After all, the money you earn is all ultimately your own, and using your current account means it’s all available for you to spend any time you choose – right?
But in fact, it’s sensible to view things a little differently. The money you have coming in from jobs might already be earmarked to buy more paint, brushes/rollers and other tools, or to fuel your work van, or to cover all kinds of other business costs.
A good percentage of it will also probably be owed as tax at the end of each financial year, and it’s better to set this aside as you go along, rather than rushing to raise enough to pay your tax bill as the January 31st deadline approaches each year.
A separate account for business funds
A business bank account gives you a separate account for all of these reasons. Expenditure is clearly visible as business expenses – making it easier to legitimise this as tax-deductible when self-assessing each April.
Money coming into the account should all be raised through business activities too, making it less likely that you will mistakenly pay tax on non-business income, for example everything from birthday or Christmas money, to a friend transferring money into your current account to repay you for cash they borrowed on a night out.
There are endless reasons why you might receive money into your personal account that is not taxable – and by keeping your business finances running through a completely separate account, you’re less likely to find yourself in a situation where you have to explain to HMRC why certain income wasn’t declared.
Does it have to be a bank?
If you already have a current account with a bank and they find out you are self-employed, it is very likely that they will offer you a business bank account – they might even make it sound like you’re obliged to open the account they offer you, for example because they will not let you use your personal account for business purposes.

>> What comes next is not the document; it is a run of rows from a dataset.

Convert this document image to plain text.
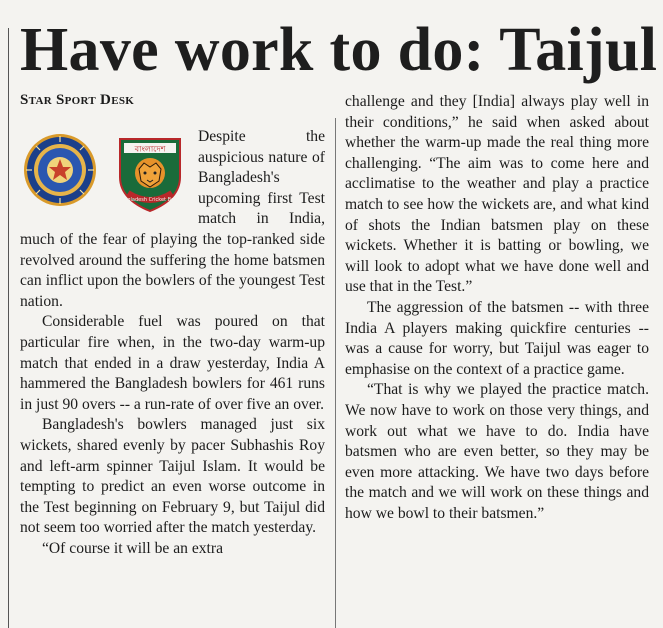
Have work to do: Taijul
Star Sport Desk
বাংলাদেশ
Bangladesh Cricket Board

Despite the auspicious nature of Bangladesh's upcoming first Test match in India, much of the fear of playing the top-ranked side revolved around the suffering the home batsmen can inflict upon the bowlers of the youngest Test nation.

Considerable fuel was poured on that particular fire when, in the two-day warm-up match that ended in a draw yesterday, India A hammered the Bangladesh bowlers for 461 runs in just 90 overs -- a run-rate of over five an over.

Bangladesh's bowlers managed just six wickets, shared evenly by pacer Subhashis Roy and left-arm spinner Taijul Islam. It would be tempting to predict an even worse outcome in the Test beginning on February 9, but Taijul did not seem too worried after the match yesterday.

“Of course it will be an extra

challenge and they [India] always play well in their conditions,” he said when asked about whether the warm-up made the real thing more challenging. “The aim was to come here and acclimatise to the weather and play a practice match to see how the wickets are, and what kind of shots the Indian batsmen play on these wickets. Whether it is batting or bowling, we will look to adopt what we have done well and use that in the Test.”

The aggression of the batsmen -- with three India A players making quickfire centuries -- was a cause for worry, but Taijul was eager to emphasise on the context of a practice game.

“That is why we played the practice match. We now have to work on those very things, and work out what we have to do. India have batsmen who are even better, so they may be even more attacking. We have two days before the match and we will work on these things and how we bowl to their batsmen.”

You usually are not obliged to open an account with any particular bank, even if you already bank with them for personal finance purposes. Don’t be pushed into accepting a financial product you don’t really want.
An alternative is the Arro Business Account. We are not a bank, and we do not push business loans, credit cards and overdrafts on to you – in fact we don’t provide credit at all, so you always deal just with your business’s own money.
Why no credit?
Many sole traders don’t want an overdraft or to be pushed into taking out a ‘business development loan’ that costs thousands of pounds extra to repay.
With an Arro Business Account you have a straightforward place to keep your business funds, and you can always easily see what your current balance is – effectively using your Arro account as an instant gauge of profit vs. loss.
If you have a slow month and funds are low, it’s easy enough to transfer some money in from your Arro Personal Account or from a personal bank account elsewhere, and we will not charge you for receiving a deposit into your Arro Business Account.
To open an Arro Business Account, we just need your name, date of birth (you must be over 18) and current UK address – either your trading address or home address, if that’s your base of business.
We also ask for a company name and some simple contact details so we can send you your account and card numbers, but don’t worry if you do not have a registered company name, as the Arro Business Account is available to sole traders too.